New crop insurance scheme to charge 2% premium for pulses

At present, the average crop insurance premium on pulses that a farmer has to pay ranges between 10 per cent and 12 per cent of the sum insured.

To provide a safety net to growers of pulses, which could also help boost production, the Centre’s proposed new crop insurance policy has pegged the burden of premium on pulses at a moderate two per cent of the sum insured.

Officials said according to the broad contours of the new crop insurance scheme, which has been prepared and is now awaiting Cabinet nod, the premium on horticulture crops has been fixed at five-six per cent of the sum insured or on actuarial basis, whichever is lower, while that on non-horticulture crops has been fixed at two-three per cent.

The difference between the actual premium charged by the insurance company and what the farmer pays will be subsided by the Centre, officials added.

This means that if a farmer gets his pulses crop insured for Rs 200,000, his annually premium would be somewhere around Rs 4,000 or even lower. At present, the average crop insurance premium on pulses, which a farmer has to pay ranges between 10-12 per cent of the sum insured, which acts a big deterrent. The scheme would be a combination of weather-based and yield-based insurance for crops.

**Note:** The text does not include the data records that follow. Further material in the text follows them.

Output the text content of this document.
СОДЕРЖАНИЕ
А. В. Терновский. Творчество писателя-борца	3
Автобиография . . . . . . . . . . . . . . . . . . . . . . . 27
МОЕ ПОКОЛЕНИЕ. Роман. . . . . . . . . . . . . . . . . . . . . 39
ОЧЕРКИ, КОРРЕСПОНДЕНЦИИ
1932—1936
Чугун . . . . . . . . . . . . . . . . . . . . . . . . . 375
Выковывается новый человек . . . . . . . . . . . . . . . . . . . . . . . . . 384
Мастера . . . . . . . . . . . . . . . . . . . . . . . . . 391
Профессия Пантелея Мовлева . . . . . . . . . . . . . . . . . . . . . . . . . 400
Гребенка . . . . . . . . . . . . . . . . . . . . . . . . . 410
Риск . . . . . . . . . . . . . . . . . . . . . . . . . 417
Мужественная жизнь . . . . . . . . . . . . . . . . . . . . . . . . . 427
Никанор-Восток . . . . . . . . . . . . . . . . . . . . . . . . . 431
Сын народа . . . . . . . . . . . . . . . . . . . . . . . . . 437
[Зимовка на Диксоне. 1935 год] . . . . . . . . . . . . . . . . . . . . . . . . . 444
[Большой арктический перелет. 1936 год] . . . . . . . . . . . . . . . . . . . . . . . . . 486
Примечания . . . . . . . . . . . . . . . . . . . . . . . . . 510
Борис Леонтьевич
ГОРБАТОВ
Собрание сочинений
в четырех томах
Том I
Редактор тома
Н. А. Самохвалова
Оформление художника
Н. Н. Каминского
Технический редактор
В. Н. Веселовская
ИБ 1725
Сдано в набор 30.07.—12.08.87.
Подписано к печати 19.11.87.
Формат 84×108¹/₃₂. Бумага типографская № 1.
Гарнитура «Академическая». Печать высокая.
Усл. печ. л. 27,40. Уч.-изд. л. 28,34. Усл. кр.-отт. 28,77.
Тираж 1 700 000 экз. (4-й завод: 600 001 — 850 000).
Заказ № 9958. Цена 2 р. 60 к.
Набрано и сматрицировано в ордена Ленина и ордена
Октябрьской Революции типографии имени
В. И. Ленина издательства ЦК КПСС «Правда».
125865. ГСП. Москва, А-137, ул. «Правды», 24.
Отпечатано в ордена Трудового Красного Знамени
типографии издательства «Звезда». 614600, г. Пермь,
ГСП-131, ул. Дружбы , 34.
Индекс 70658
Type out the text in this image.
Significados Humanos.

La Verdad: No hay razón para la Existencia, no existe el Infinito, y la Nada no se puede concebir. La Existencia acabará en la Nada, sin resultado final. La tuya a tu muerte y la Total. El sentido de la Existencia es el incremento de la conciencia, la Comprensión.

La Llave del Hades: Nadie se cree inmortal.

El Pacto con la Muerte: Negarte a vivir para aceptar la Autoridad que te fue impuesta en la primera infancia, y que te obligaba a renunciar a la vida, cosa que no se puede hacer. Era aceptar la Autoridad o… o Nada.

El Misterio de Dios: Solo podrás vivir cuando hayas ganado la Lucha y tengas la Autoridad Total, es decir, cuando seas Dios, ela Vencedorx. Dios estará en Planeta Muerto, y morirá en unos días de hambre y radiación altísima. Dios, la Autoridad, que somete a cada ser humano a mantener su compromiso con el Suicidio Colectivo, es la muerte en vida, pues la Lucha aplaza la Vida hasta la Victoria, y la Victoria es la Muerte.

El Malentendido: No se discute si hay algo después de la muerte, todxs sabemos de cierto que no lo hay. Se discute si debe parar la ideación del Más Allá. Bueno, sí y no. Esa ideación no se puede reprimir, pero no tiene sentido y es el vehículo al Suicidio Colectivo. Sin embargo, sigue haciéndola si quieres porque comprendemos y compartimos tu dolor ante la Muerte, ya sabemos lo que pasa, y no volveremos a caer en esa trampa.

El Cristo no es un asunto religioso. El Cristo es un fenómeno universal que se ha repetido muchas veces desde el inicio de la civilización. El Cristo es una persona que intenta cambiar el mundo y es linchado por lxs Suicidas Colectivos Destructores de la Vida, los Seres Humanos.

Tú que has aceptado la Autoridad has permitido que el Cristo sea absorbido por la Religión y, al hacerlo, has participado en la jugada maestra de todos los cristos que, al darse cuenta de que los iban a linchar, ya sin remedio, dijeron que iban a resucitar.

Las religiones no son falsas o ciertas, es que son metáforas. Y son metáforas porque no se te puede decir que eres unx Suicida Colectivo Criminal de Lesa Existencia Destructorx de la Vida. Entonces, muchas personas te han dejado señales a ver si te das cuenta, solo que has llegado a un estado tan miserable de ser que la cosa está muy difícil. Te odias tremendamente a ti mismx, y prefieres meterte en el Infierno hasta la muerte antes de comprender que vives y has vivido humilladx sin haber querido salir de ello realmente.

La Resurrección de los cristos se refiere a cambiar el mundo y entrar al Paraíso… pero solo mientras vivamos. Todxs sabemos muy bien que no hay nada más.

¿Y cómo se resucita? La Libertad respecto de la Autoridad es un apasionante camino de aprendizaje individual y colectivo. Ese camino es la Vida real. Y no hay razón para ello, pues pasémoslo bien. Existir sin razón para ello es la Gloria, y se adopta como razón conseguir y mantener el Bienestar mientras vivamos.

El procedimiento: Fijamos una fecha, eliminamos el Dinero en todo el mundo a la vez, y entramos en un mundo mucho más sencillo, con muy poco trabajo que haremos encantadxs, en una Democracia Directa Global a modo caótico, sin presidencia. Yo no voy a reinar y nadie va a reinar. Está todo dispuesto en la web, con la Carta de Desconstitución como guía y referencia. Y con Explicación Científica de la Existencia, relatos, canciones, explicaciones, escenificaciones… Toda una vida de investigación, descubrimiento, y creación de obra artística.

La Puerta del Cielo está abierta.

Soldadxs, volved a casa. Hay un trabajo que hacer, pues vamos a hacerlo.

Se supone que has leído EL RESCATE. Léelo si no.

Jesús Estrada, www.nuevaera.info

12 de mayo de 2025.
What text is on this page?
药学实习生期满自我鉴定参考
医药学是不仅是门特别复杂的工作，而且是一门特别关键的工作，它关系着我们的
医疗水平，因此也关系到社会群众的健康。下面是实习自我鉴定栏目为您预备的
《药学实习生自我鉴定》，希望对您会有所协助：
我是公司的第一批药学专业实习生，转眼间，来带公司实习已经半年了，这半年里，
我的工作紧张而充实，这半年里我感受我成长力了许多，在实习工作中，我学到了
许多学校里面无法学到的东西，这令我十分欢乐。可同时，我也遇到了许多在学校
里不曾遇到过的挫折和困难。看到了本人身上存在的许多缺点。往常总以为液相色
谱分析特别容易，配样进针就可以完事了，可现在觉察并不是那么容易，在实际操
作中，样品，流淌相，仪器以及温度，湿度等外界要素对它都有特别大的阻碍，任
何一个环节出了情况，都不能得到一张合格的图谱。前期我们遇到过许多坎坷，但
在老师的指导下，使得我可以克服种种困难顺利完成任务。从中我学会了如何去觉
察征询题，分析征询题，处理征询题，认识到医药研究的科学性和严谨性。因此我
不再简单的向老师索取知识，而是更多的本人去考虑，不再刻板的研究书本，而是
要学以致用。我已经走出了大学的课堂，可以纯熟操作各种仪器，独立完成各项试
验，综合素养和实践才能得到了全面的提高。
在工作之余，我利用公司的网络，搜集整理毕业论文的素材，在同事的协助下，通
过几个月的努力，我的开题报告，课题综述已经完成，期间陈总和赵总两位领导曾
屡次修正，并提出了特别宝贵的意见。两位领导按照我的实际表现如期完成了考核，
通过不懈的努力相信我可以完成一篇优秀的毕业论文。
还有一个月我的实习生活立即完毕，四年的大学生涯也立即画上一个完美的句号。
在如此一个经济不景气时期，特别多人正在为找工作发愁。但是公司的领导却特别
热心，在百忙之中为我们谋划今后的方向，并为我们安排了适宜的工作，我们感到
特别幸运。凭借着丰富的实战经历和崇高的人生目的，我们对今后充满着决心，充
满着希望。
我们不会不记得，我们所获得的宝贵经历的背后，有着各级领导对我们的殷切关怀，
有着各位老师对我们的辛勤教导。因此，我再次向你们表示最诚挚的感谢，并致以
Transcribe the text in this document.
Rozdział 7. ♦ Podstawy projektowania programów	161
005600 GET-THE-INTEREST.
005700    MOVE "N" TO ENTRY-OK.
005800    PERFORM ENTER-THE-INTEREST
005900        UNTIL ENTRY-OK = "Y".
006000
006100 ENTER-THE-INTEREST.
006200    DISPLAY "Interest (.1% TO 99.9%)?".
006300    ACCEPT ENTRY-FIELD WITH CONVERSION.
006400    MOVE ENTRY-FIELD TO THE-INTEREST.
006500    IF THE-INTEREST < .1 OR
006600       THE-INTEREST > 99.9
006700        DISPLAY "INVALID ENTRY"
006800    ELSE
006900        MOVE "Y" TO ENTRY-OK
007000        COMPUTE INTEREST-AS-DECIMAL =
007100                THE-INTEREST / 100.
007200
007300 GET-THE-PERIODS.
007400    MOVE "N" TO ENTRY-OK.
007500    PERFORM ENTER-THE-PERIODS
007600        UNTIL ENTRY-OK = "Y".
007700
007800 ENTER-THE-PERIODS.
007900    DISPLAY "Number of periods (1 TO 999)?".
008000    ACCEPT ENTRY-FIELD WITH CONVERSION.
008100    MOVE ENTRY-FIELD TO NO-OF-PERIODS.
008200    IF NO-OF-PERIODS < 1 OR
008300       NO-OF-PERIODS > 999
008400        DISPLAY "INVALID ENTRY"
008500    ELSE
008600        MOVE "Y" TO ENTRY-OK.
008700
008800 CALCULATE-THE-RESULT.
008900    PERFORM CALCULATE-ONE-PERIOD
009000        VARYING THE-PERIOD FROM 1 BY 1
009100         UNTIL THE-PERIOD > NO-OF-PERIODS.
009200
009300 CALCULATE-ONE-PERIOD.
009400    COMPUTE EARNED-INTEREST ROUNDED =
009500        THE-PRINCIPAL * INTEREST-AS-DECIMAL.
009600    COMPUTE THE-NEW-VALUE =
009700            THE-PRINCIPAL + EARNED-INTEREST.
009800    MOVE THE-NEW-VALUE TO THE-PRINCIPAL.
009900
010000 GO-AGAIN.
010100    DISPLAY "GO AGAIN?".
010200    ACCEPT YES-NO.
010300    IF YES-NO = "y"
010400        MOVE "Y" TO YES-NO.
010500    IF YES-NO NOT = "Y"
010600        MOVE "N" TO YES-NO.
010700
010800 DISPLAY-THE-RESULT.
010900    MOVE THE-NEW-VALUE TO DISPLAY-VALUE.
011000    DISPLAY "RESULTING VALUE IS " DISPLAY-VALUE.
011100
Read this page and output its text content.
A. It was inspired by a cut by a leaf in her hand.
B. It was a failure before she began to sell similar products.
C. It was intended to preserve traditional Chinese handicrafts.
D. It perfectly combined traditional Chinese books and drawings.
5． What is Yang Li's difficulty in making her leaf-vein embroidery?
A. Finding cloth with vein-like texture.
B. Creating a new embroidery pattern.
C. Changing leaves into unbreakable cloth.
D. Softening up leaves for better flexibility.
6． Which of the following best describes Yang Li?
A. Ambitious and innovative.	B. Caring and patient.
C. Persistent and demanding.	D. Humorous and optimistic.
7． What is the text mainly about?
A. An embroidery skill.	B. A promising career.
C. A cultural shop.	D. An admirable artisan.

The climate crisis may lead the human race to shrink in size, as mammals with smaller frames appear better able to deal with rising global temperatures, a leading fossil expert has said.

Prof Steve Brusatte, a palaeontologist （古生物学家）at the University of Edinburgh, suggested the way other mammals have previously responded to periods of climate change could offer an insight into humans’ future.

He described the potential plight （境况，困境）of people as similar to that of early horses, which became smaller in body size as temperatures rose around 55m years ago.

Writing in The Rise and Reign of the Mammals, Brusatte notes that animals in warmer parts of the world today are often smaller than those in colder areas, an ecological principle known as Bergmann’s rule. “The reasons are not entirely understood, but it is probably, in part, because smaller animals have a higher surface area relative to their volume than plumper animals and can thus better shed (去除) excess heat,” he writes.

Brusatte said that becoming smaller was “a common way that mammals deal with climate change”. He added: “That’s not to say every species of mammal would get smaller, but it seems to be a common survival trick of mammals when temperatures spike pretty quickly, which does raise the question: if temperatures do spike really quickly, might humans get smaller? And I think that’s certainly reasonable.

The government has been working on a new crop insurance scheme for a long time, but there has been some differences over the premium to be charged from the farmers and its impact on the Centre’s subsidy. However, officials said the premiums have been finalised after much deliberation.

The financial burden on insurance companies would also be minimised as participants would be invited through open tenders conducted by the state governments.

“In the currently operational modified National Agriculture Insurance Scheme, premium is charged at market rates due to which for some crop the farmer burden is as high as 10 per cent of the sum insured. The new improved crop will lower this burden,” another official remarked.

Village or block could continue to remain as a unit for measurement of insurance claim as with the existing schemes.

According to a study by private weather forecasting agency Skymet along with industry association Assocham, less than 20 per cent of India’s 130 million farmer families have crop insurance, which is why a vast majority of them are exposed to the vagaries of weather.

Even among loanee farmers, insurance penetration is not 100 per cent, for whom it is mandatory to get an insurance cover as soon as they avail of a crop loan.

“Of the un-insured farmers, 46 per cent were found to be aware but not interested while 24 per cent said the facility was not available to them,” the study showed.

Only 11 per cent felt they could not afford to pay the insurance premium.

Poor design of insurance products, particularly related to claims settlement, has led to farmers not being covered, despite significant government subsidy, the study pointed out.

According to rules, farmers’ insurance claims have to settle within 45 days of the risk assessment. However, often, claims are not attended even after six months. This was one of the factors behind farmers’ not opting for crop insurance.

However, there are some aberrations as well and in some states such as Rajasthan and Bihar, where 40-50 per cent of total area under crop is covered through insurance.